MKD Diprediksi Tumpul Ketika Berhadapan dengan Novanto
Peneliti Formappi Lucius Karus sudah menduga Mahkamah Kehormatan Dewan (MKD) DPR RI bakal tumpul ketika menangani persoalan etik Ketua DPR Setya Novan
Penulis: Imanuel Nicolas Manafe
TRIBUNNEWS.COM, JAKARTA - Peneliti Formappi, Lucius Karus sudah menduga Mahkamah Kehormatan Dewan (MKD) DPR RI bakal tumpul ketika menangani persoalan etik Ketua DPR Setya Novanto.
Baca: Romli Heran Pengacara Setnov Ajukan Pengadilan HAM Internasional
“Kalau bicara soal MKD bukan hal baru alat kelengkapan ini di DPR memang sudah sejak awal jadi sorotan karena perannya tumpul,” ujar Lucius dalam sebuah diskusi yang digelar di kawasan Menteng, Jakarta, Sabtu (18/11/2017).
Lucius mengatakan seharusnya MKD bisa memberikan ganjaran etik kepada Setya Novanto yang sebetulnya telah jelas ingin lari dari tanggung jawabnya.
Baca: Pagelaran Wayang Golek Jadi Sarana Efektif Sampaikan Materi MPR
“Jadi ini sesuatu yang aneh bagi saya. Seorang pejabat negara tidak bisa dihubungi sedetik pun itu sebenarnya sudah sangat krusial buat saya.

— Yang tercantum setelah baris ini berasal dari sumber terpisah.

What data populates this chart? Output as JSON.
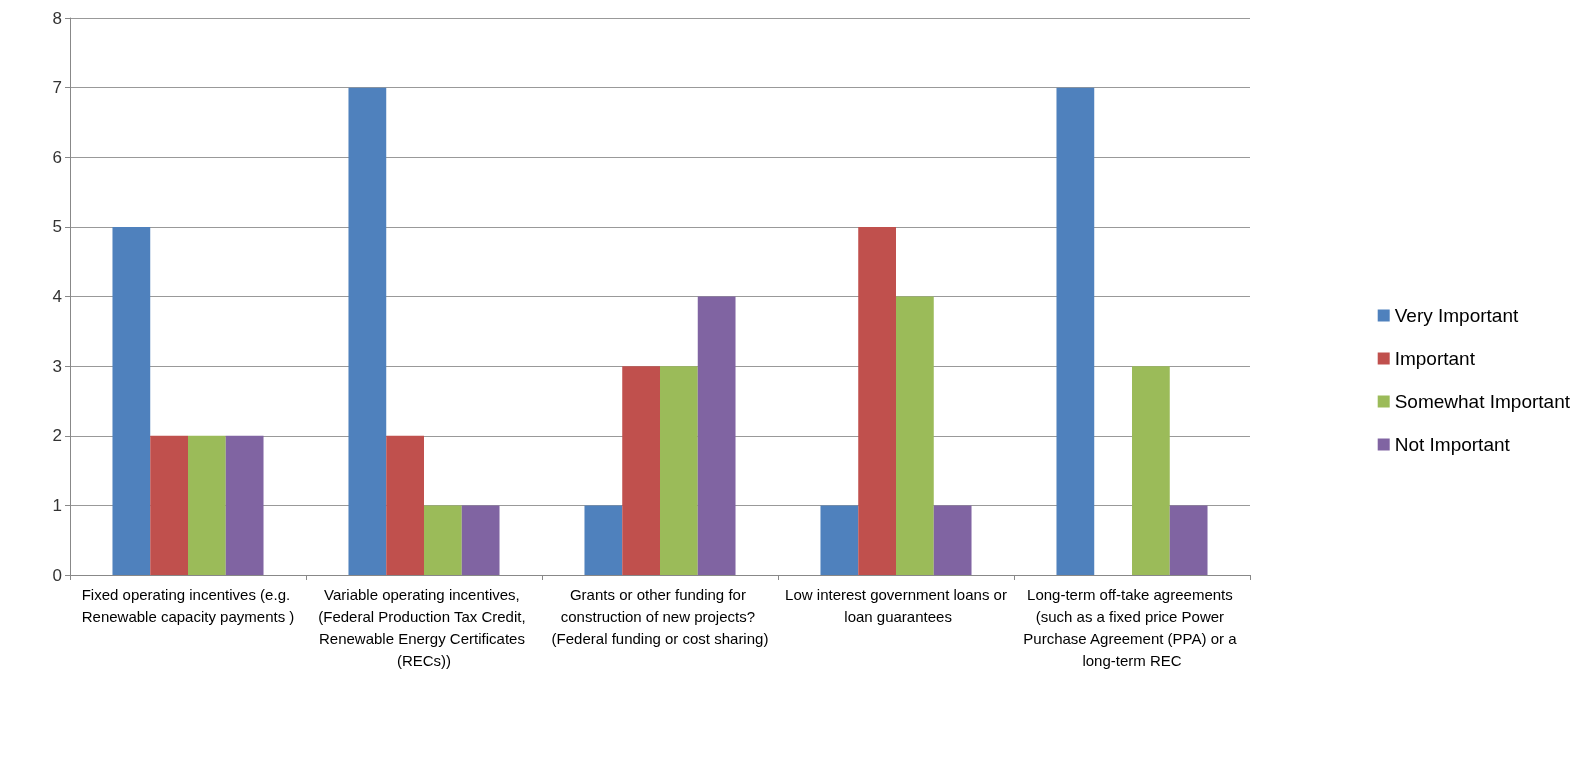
{
  "chart_data": {
    "type": "bar",
    "categories": [
      "Fixed operating incentives (e.g. Renewable capacity payments )",
      "Variable operating incentives, (Federal Production Tax Credit, Renewable Energy Certificates (RECs))",
      "Grants or other funding for construction of new projects? (Federal funding or cost sharing)",
      "Low interest government loans or loan guarantees",
      "Long-term off-take agreements (such as a fixed price Power Purchase Agreement (PPA) or a long-term REC"
    ],
    "series": [
      {
        "name": "Very Important",
        "color": "#4f81bd",
        "values": [
          5,
          7,
          1,
          1,
          7
        ]
      },
      {
        "name": "Important",
        "color": "#c0504d",
        "values": [
          2,
          2,
          3,
          5,
          0
        ]
      },
      {
        "name": "Somewhat Important",
        "color": "#9bbb59",
        "values": [
          2,
          1,
          3,
          4,
          3
        ]
      },
      {
        "name": "Not Important",
        "color": "#8064a2",
        "values": [
          2,
          1,
          4,
          1,
          1
        ]
      }
    ],
    "ylim": [
      0,
      8
    ],
    "yticks": [
      0,
      1,
      2,
      3,
      4,
      5,
      6,
      7,
      8
    ],
    "grid": "y",
    "legend": "right"
  }
}
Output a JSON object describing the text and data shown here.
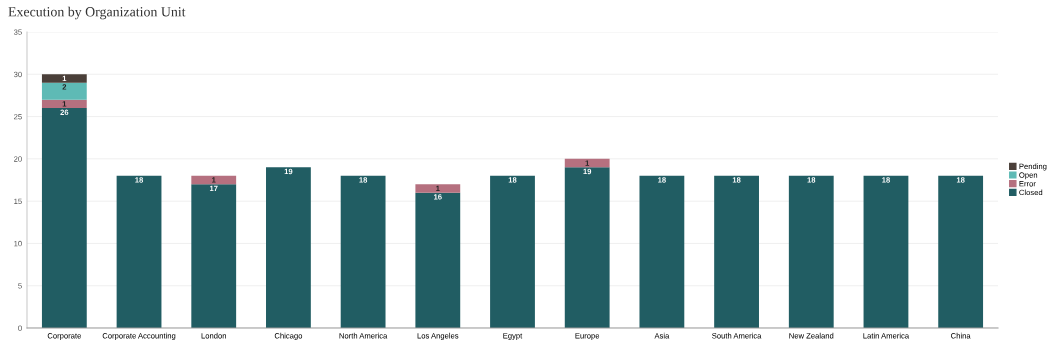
{
  "chart_data": {
    "type": "bar",
    "title": "Execution by Organization Unit",
    "stacked": true,
    "data_labels": true,
    "grid": "y",
    "legend": "right",
    "categories": [
      "Corporate",
      "Corporate Accounting",
      "London",
      "Chicago",
      "North America",
      "Los Angeles",
      "Egypt",
      "Europe",
      "Asia",
      "South America",
      "New Zealand",
      "Latin America",
      "China"
    ],
    "ylim": [
      0,
      35
    ],
    "yticks": [
      0,
      5,
      10,
      15,
      20,
      25,
      30,
      35
    ],
    "series": [
      {
        "name": "Closed",
        "color": "#215d63",
        "values": [
          26,
          18,
          17,
          19,
          18,
          16,
          18,
          19,
          18,
          18,
          18,
          18,
          18
        ]
      },
      {
        "name": "Error",
        "color": "#b5707f",
        "values": [
          1,
          null,
          1,
          null,
          null,
          1,
          null,
          1,
          null,
          null,
          null,
          null,
          null
        ]
      },
      {
        "name": "Open",
        "color": "#5ebab5",
        "values": [
          2,
          null,
          null,
          null,
          null,
          null,
          null,
          null,
          null,
          null,
          null,
          null,
          null
        ]
      },
      {
        "name": "Pending",
        "color": "#4a3f39",
        "values": [
          1,
          null,
          null,
          null,
          null,
          null,
          null,
          null,
          null,
          null,
          null,
          null,
          null
        ]
      }
    ]
  }
}
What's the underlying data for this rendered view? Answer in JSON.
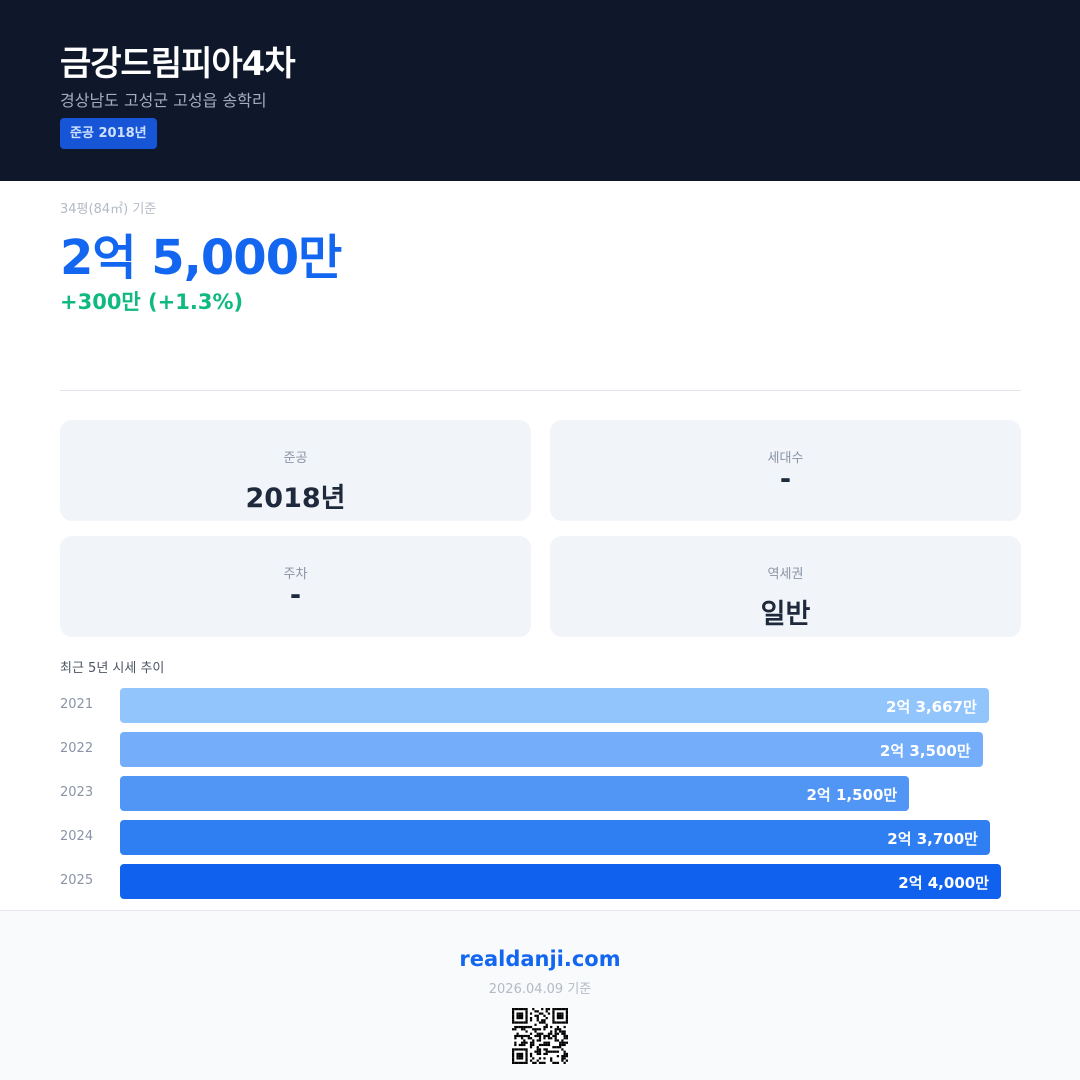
{
  "header": {
    "title": "금강드림피아4차",
    "address": "경상남도 고성군 고성읍 송학리",
    "badge": "준공 2018년"
  },
  "price": {
    "basis": "34평(84㎡) 기준",
    "value": "2억 5,000만",
    "change": "+300만 (+1.3%)"
  },
  "stats": [
    {
      "label": "준공",
      "value": "2018년"
    },
    {
      "label": "세대수",
      "value": "-"
    },
    {
      "label": "주차",
      "value": "-"
    },
    {
      "label": "역세권",
      "value": "일반"
    }
  ],
  "chart_data": {
    "type": "bar",
    "orientation": "horizontal",
    "title": "최근 5년 시세 추이",
    "categories": [
      "2021",
      "2022",
      "2023",
      "2024",
      "2025"
    ],
    "values": [
      23667,
      23500,
      21500,
      23700,
      24000
    ],
    "labels": [
      "2억 3,667만",
      "2억 3,500만",
      "2억 1,500만",
      "2억 3,700만",
      "2억 4,000만"
    ],
    "unit": "만원",
    "colors": [
      "#93c5fd",
      "#74adf9",
      "#5296f5",
      "#2f7ef2",
      "#1062ee"
    ]
  },
  "footer": {
    "site": "realdanji.com",
    "date": "2026.04.09 기준"
  }
}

Bagaimana misalnya tiba-tiba kita punya masalah serius dan butuh penyelesaian dari elit-elit bangsa seperti Presiden dan mendapatkan salah seorang pimpinan DPR tak bisa dihubungi itu aneh,” kata Lucius.
“Saya rasa ini perilaku bisa dikategorikan perilaku tidak bertanggung jawab atau mau lari dari tanggung jawab karena dia menghilang tanpa diketahui ada di mana, bahkan ajudan,” ujar Lucius.
Dari persoalan etik tersebut, Lucius menyayangkan sikap MKD yang justru dianggapnya buru-buru menggelar rapat dan mengambil keputusan agar menunggu sampai status hukum Novanto ditingkatkan sebagai terdakwa.
“Yang terjadi justru belum apa-apa MKD sudah lalukan rapat internal dan memutuskan untuk mengikuti proses hukum ini sampai ada status lebih lanjut status terdakwa, baru sampai persidangan ada proses penghentian Setya Novanto,” kata Lucius.
Melihat kembali ke belakang, Lucius mengungkap lagi bagaimana ‘tumpulnya’ MKD ketika berhadapan dengan Novanto dalam kasus etik papa minta saham.
Kalau bukan karena desakan publik, kata Lucius, maka MKD tidak akan segera mengambil keputusan terhadap jabatan Novanto saat itu yang juga sebagai Ketua DPR.
"Kalau bukan karena desakan publik di kasus papa minta saham dulu itu MKD juga tidak gerak. Sesungguhnya itu yang terjadi sekarang ini. Potensi pelanggaran etik yang ditunjukkan dalam kasus-kasus Pak Setya Novanto belakangan ini saya pikir cukup tinggi ya,” tutur Lucius.